愛嬌があり、おっとりとしたタイプのワンちゃんが多いようです。人に対する愛情の深さ、忠誠心の高さから、小さな子どもやお年寄りなどのいる家庭でも飼いやすく、家族の一員として大いに愛されるでしょう。
キャバプーは人とのコミュニケーション、スキンシップが大好きです。しつけのしやすさはもちろんですが、人と一緒に何かをする遊びやアクティブに人と行動を共にすることを大変好みます。そのため、留守がちで、あまりかまってあげることができないでいると、ストレスをためてしまったり、内向的で神経質な性格になってしまったりします。
キャバプーの持っている賢さや学習意欲の高さを生かした知的な遊びや適切な運動などを怠らず、日頃から信頼関係をしっかり築いて、本来持っている素晴らしい要素をおおいに発揮できるようにしてあげましょう。
キャバプーのお手入れ
親犬種のキャバリアは、毛が抜けやすいタイプのワンちゃんのため日常のブラッシングなどのお手入れが欠かせませんが、キャバプーはプードルの特性を受け継いでいることから、抜け落ちることの少ないプードルタイプの毛質になることが多いようです。
しかし、毛が抜けないからブラッシングの必要が無いか、というとそんなことはありません。皮膚の血行を促し日常的な健康を保つためにも、日ごろからブラッシングなどのお手入れをしてあげるようにしましょう。本来抜け落ちる死毛が残っていると、被毛の中が蒸れたり不衛生になり皮膚病の原因になってしまいます。
プードルタイプの毛質の場合は、日々抜け毛に悩まされることは少ないですが、定期的なトリミングが必要になります。キャバリアタイプの毛質になった場合は、換毛期などに抜け落ちる抜け毛の量は多くなりますので、スリッカーブラシなどを用いて取り除いてあげましょう。
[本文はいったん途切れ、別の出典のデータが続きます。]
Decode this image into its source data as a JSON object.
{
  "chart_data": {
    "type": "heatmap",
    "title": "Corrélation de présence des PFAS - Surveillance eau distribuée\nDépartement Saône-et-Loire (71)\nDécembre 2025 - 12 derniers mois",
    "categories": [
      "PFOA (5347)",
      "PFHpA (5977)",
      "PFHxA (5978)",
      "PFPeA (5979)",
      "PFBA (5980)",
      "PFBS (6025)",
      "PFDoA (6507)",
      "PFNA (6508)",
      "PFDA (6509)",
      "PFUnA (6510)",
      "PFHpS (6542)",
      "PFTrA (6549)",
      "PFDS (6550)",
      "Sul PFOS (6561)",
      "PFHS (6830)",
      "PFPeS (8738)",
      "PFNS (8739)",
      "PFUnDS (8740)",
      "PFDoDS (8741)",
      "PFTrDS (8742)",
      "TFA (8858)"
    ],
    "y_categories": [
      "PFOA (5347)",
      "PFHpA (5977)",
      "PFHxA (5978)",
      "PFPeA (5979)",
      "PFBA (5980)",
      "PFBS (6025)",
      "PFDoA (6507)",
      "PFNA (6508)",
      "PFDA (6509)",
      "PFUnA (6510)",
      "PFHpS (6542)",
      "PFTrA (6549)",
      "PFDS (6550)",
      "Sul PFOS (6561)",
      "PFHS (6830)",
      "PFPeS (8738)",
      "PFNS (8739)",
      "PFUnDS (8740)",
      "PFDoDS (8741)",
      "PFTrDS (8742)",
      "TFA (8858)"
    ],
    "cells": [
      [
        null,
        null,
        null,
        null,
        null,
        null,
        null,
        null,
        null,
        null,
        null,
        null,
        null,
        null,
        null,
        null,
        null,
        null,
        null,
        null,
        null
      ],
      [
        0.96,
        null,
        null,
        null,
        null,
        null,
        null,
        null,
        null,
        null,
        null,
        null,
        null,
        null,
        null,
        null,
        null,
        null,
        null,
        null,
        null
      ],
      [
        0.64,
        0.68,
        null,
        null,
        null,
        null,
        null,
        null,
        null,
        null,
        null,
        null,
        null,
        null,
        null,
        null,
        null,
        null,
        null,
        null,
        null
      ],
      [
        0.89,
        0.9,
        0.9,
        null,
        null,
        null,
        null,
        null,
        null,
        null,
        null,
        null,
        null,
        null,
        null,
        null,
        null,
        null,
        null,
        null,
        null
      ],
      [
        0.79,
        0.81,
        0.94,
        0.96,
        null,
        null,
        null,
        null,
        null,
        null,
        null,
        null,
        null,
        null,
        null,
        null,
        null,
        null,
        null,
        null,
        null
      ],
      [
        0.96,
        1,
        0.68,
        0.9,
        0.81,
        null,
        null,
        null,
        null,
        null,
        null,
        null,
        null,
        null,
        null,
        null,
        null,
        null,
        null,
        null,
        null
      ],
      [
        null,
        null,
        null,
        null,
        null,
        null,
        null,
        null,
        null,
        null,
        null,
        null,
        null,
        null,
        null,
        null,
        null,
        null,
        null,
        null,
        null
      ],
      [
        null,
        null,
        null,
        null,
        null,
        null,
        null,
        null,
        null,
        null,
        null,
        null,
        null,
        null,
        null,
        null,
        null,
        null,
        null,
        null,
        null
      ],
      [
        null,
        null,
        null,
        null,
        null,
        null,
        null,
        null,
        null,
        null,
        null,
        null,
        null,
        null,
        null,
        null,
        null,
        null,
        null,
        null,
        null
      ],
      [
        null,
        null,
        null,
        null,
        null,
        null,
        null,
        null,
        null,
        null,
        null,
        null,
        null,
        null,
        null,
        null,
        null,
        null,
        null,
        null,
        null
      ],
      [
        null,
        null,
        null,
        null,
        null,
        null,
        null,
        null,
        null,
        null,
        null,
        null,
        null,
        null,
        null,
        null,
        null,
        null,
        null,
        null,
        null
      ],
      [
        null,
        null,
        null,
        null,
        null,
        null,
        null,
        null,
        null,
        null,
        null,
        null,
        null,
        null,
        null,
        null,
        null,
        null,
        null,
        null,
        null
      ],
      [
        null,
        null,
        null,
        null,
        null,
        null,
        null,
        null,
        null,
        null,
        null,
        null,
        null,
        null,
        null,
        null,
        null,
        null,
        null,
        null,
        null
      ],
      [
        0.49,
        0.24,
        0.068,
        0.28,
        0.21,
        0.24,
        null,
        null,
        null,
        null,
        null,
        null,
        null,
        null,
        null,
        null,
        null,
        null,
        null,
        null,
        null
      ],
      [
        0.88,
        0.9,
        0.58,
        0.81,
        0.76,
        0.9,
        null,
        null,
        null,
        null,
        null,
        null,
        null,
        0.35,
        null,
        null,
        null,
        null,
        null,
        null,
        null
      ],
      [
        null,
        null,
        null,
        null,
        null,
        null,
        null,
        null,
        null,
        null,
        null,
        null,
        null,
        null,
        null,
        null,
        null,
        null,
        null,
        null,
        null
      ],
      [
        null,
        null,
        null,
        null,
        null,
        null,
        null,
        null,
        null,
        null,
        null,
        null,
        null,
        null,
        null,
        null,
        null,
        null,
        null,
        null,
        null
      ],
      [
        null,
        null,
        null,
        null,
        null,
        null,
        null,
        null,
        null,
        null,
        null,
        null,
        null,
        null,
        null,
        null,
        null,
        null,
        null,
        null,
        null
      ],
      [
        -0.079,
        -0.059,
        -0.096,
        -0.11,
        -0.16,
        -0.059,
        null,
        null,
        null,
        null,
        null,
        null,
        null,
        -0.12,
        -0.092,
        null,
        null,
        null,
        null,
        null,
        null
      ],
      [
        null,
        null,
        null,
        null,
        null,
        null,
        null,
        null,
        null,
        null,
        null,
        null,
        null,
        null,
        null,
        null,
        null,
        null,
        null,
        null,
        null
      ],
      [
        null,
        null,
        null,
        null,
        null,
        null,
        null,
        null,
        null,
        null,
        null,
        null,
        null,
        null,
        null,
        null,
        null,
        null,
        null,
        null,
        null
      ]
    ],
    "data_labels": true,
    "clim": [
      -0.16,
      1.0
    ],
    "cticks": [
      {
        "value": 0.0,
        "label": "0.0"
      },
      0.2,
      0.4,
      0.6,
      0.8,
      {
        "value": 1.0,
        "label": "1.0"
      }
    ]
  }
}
また、垂れ耳のキャバプーは耳の手入れにも気を付けてあげましょう。耳の中の毛を抜いて通気性を確保してあげることで、細菌の増殖や蒸れなどによる炎症を予防できます。
気を付けたいキャバプーの病気
キャバリア、プードル両親犬種がなりやすい病気にはもちろん注意が必要です。特に、股関節形成不全、膝蓋骨脱臼などの関節に関わる疾患と進行性網膜萎縮症は遺伝性の疾患です。親犬種の病歴を確認しておくと安心です。
特にキャバリアは、その他にも高齢になるにつれて白内障などの目の病気や心臓の病気にかかりやすいと言われています。また、先天性疾患として後頭骨の奇形によって小脳ヘルニアや脊椎空洞症などさまざまな症状を起こす病気を発症しやすい犬種です。
ミックス犬は、一般的に病気にかかりにくく丈夫なワンちゃんが多いと言われていますが、親犬種にこのようなかかりやすい病気があることを事前に知っておくと、もしもの時にも冷静に対応できますね。
今飼ってみたい理想の子犬、キャバプー
マンションだから無駄吠えしてほしくないな。トリミングで色々なデザインカットも楽しんでみたいな。子どもと一緒に遊べるワンちゃんがいいな。そんな理想をすべて叶えるのが、キャバプーといっても言い過ぎではありません。
くわえて、その天真爛漫な性格がキャバプー最大の魅力と言ってもいいでしょう。不動の人気を誇るトイ・プードルと、優雅な佇まいのキャバリア・キング・チャールズ・スパニエル。この組み合わせを最初に考えた人に拍手を送りたいですね!